Kalijaga lalu diberi pakaian baru dan diberi pelajaran agama oleh Sunan
Bonang. Kalijaga lalu melanjutkan dakwahnya dan dikenal sebagai Sunan
Kalijaga.Dalam dakwah, ia punya pola yang sama dengan mentor sekaligus sahabat dekatnya, Sunan Bonang. Paham keagamaannya cenderung “sufistik berbasis salaf” -bukan sufi panteistik (pemujaan semata). Ia juga memilih kesenian dan kebudayaan sebagai sarana untuk berdakwah.

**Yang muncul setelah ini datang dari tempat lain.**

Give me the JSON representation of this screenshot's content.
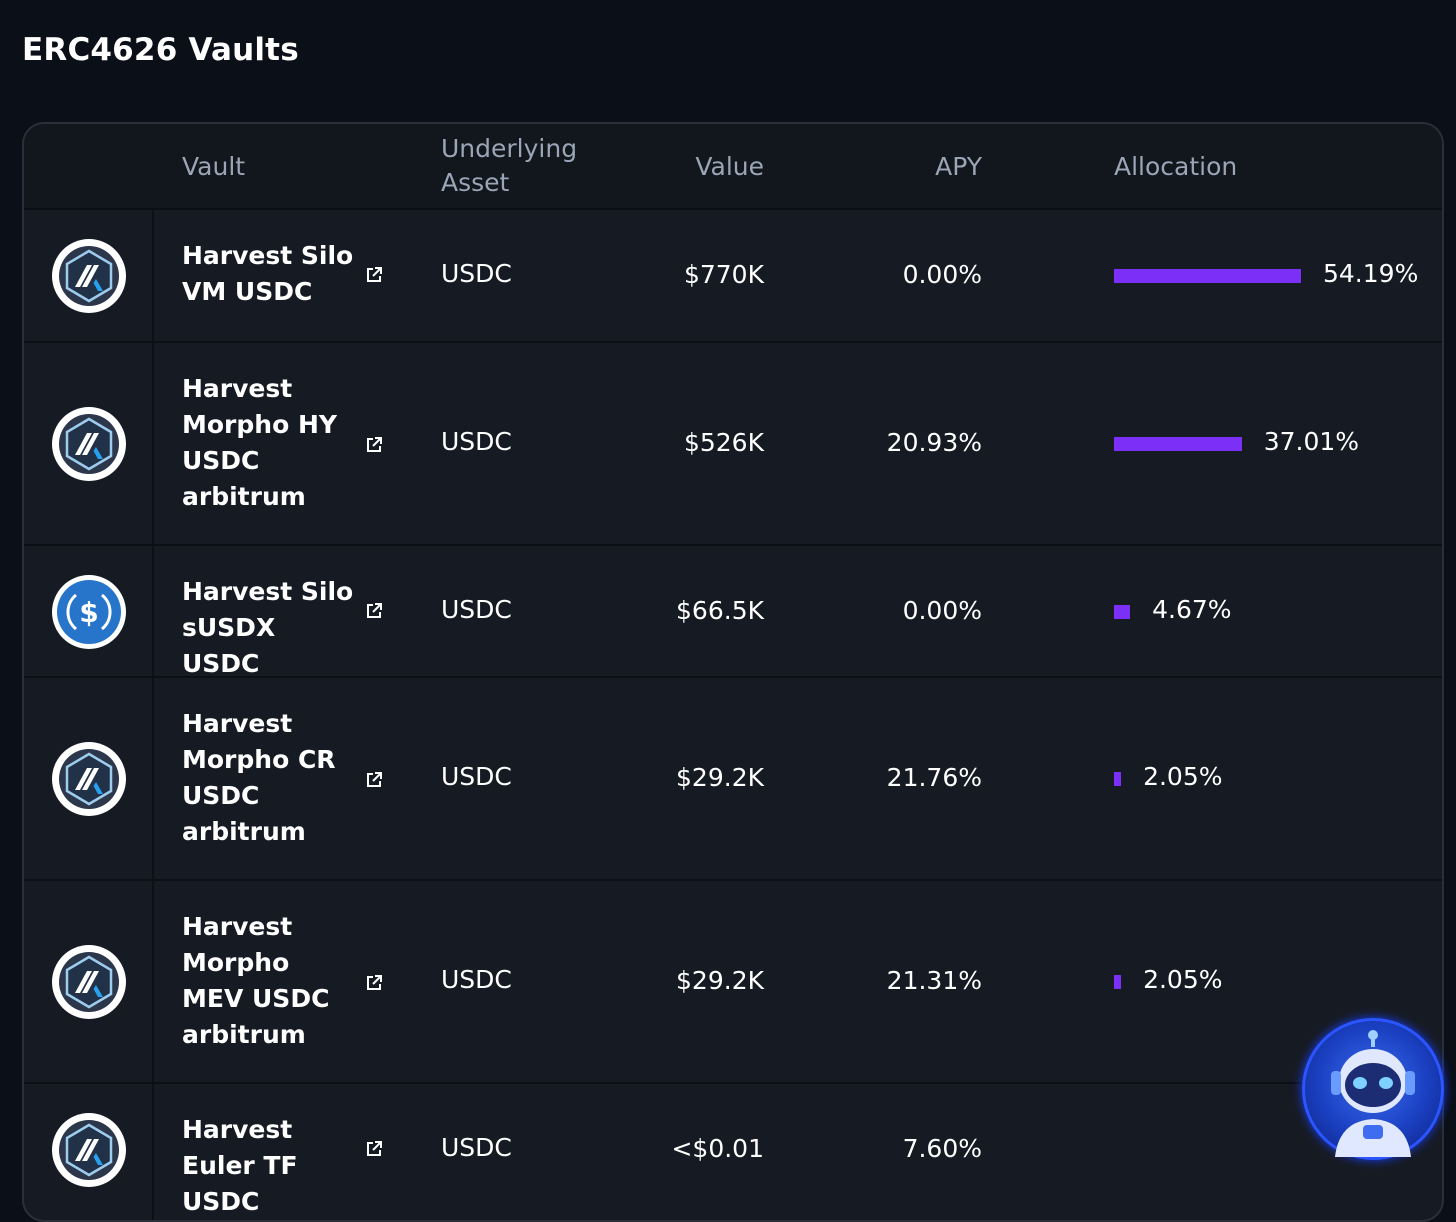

Ia sangat toleran pada budaya lokal. Ia berpendapat bahwa masyarakat akan menjauh jika diserang pendiriannya. Maka mereka harus didekati secara bertahap: mengikuti sambil memengaruhi. Sunan Kalijaga berkeyakinan jika Islam sudah dipahami, dengan sendirinya kebiasaan lama hilang. Tidak mengherankan, ajaran Sunan Kalijaga terkesan sinkretis dalam mengenalkan Islam. Ia menggunakan seni ukir, wayang, gamelan, serta seni suara suluk sebagai sarana dakwah. Beberapa lagu suluk ciptaannya yang populer adalah Ilir-ilir dan Gundul-gundul Pacul. Dialah menggagas baju takwa, perayaan sekatenan, garebeg maulud, serta lakon carangan Layang Kalimasada dan Petruk Dadi Ratu (“Petruk Jadi Raja”). Lanskap pusat kota berupa kraton, alun-alun dengan dua beringin serta masjid diyakini pula dikonsep oleh Sunan Kalijaga.
Metode dakwah tersebut sangat efektif. Sebagian besar adipati di Jawa memeluk Islam melalui Sunan Kalijaga; di antaranya adalah adipati Pandanaran, Kartasura, Kebumen, Banyumas, serta Pajang.